If LSQuarantine is enabled — and it should be by default — after downloading a Mac Defender variant, users will be alerted that it will damage their computer and will be advised to move it to Trash.

But, there's one problem. Because of the way LSQuarantine was designed, the "Open" option is still available to users. Obviously, it makes no sense to offer people the option to infect themselves.

"My impressions? A good reaction from Apple in a short amount of time. They are making the best of what is available in the OS X platform at this time. Unfortunately it falls short in many respects," says Chester Wisniewski, a senior security advisor at Sophos.

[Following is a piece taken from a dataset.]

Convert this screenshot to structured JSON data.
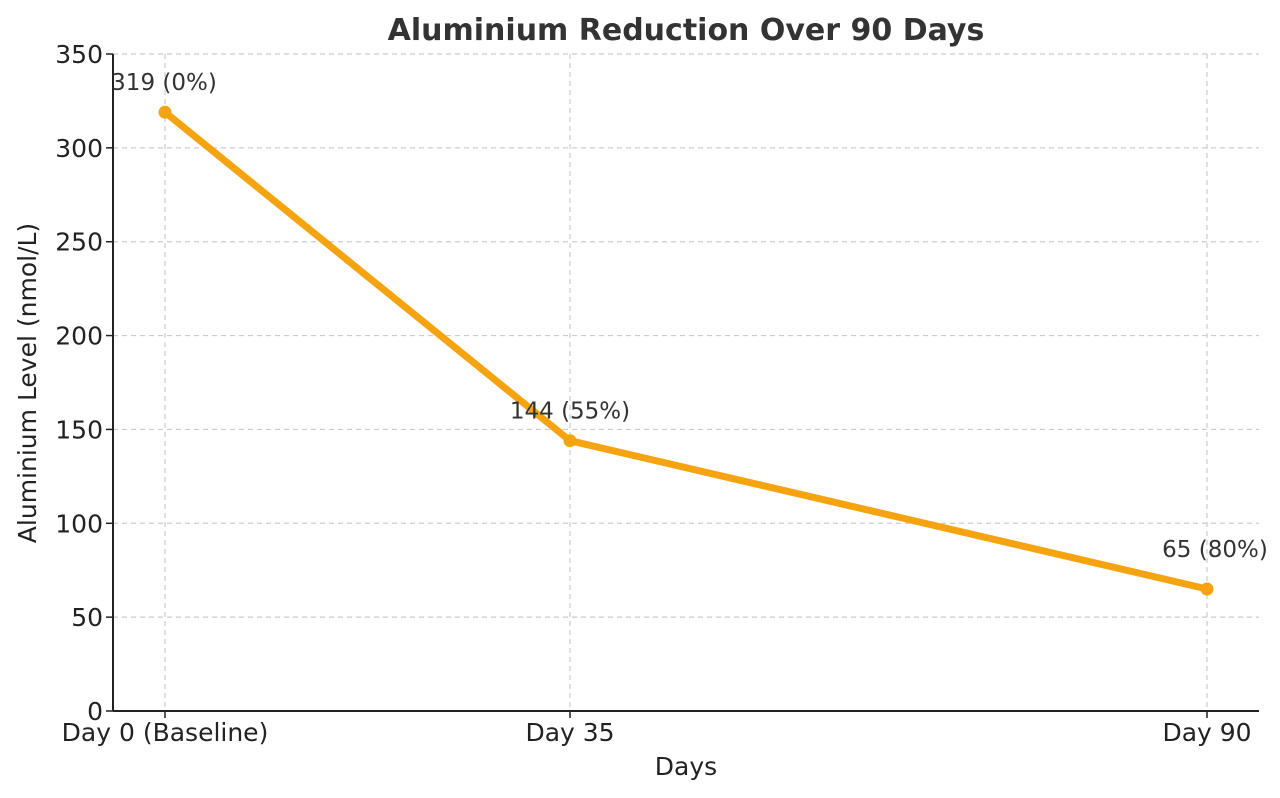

For one, LSQuarantine only kicks in for programs that integrate with it, mainly the web browsers. If a scareware program is downloaded via BitTorrent or opened from a network share, an USB drive or other storage medium, it will be allowed to run.

Mr. Wisinewski also found problems with the scareware removal procedure. The update is supposed to clean systems that are already infected, but that doesn't happen until the user logs in with an administrative account.

Finally, there are concerns that, depending on how this malware family evoluates, daily signature updates might be insufficient to deal with it.

When responding to scareware schemes, the speed is critical, because the whole point of these attacks are to trick users into buying licenses and that can happen in a matter of minutes.

A few hours is all the cyber criminals need to monetize a new variant, so an update delivered a day later will be of little consequence to their goal. Mac users are strongly advised to install an antivirus program that has on-access scanning functionality and is capable of heuristic detection.